There you will find four files containing the RV data of HD106252, each of them from a different instrument: HD106252_ELODIE.txt, HD106252_HET.txt, HD106252_HJS.txt, and HD106252_Lick.txt. You will note that each file has a different number of observations, but the header occupies the same two lines in each. When reading the data into kima, it is important to guarantee that the structure, header, and units of all the data files are the same.

For each file, the first column is time in (Julian) days, second column is RV in m/s, and third column is RV uncertainty also in m/s.

In that directory there is another file called HD106252_joined.txt, which contains the same RV data of the four instruments, but joined together. The structure of the three first columns is identical, but the fourth column contains an instrument (integer) identifier.

kima is able to read these two types of input: one file per instrument, or one single file with an identifier (integer!) column.

The kima_setup.cpp file contains mostly the usual code to define a model.
One difference is the new option

const bool multi_instrument = true; 

which tells kima that the RVs come from different instruments.

As mentioned above, this means defining new offset parameters. The default (shared) prior for these parameters is a uniform distribution within the span of the observed RVs (see here)

This is usually a good option which guarantees that the prior contains the full range of possible values for the offsets, whether they are positive or negative. But bear in mind that you might have to adjust this prior for your data.

The next new thing is when reading the data.
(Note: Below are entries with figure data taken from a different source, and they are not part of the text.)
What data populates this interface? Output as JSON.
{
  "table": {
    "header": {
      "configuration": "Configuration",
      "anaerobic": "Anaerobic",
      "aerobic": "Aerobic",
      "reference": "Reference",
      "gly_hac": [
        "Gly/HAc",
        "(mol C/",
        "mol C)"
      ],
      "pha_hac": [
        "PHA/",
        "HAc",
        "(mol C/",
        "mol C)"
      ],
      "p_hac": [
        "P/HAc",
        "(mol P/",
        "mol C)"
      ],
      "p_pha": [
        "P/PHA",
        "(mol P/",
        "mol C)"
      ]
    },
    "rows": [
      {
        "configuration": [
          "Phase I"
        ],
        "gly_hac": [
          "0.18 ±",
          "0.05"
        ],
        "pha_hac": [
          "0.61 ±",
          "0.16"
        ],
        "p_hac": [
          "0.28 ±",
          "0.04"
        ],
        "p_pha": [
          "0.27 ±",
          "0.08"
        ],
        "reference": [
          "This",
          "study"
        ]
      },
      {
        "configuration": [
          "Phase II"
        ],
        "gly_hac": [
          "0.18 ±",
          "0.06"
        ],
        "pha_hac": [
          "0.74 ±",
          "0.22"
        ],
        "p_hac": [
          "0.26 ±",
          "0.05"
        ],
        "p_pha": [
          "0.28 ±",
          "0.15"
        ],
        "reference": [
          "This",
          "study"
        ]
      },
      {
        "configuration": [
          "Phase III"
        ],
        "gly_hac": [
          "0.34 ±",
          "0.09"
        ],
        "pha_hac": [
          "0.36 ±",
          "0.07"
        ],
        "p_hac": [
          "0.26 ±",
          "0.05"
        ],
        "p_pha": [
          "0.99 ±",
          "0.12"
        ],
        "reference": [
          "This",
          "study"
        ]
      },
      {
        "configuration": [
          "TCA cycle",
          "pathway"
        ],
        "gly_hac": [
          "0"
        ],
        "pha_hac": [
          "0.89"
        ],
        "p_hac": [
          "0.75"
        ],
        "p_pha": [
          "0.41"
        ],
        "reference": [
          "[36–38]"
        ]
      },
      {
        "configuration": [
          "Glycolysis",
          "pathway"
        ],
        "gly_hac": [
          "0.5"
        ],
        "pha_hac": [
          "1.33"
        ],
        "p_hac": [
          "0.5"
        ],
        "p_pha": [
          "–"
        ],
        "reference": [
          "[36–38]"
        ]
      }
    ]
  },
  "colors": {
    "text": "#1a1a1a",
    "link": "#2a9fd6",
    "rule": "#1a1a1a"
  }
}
To read the four individual files we can do

datafiles = {"HD106252_ELODIE.txt",
             "HD106252_HET.txt",
             "HD106252_HJS.txt",
             "HD106252_Lick.txt"
            };

load_multi(datafiles, "ms", 2);

In case we want to read the file with the joined RVs, we could use instead

datafile = "HD106252_joined.txt";
load_multi(datafile, "ms", 1);

[note: the load_multi function is overloaded to deal with char* and vector<char*>. The other two arguments are the same.]
[note: the data should be read in only one of these ways, not both!]

Now that we're all set, let's compile and run the model

make # may be compiled already
./run

With the default options, the sampler will finish in about 15 minutes, give or take. Remember that you can check the progress and look at the results while the code is running, by opening a new terminal window. Do give it some time at the start, as this example takes a bit to "converge".

results

Let's use pykima to look at the results. The command

kima-showresults all

will create a number of different plots. Some interesting ones are reproduced here:

  • the posterior for the orbital period, showing a very clear peak close to 1535 days.
  • the posteriors for the systemic velocity and the (3) between-instrument offsets
  • the posterior for the jitter parameters
  • the phased RV curve, based on the maximum likelihood solution
  • and finally the RV curves together with the data from each instrument

Zooming in on this last plot, we see how each dataset is modelled with the same Keplerian function plus an individual offset

To clarify, in the multi_instrument mode, with Ni instruments, there are

  • Ni-1   offset parameters
  • Ni       jitter parameters
  • 1        systemic velocity

The correspondence between these parameters can be worked out by looking at the order of the files in the datafiles vector.
The systemic velocity is associated with the last instrument (Lick in the above example, shown in red in the plot). The RV offsets are then defined relative to the systemic velocity. So, offset1 is between Lick and ELODIE data (blue), offset2 is between Lick and HET data (orange), and offset3 is between LICK and HJS data (green).

The jitter parameters are simply in the same order as the instruments in the datafiles vector: ELODIE, HET, HJS, and Lick.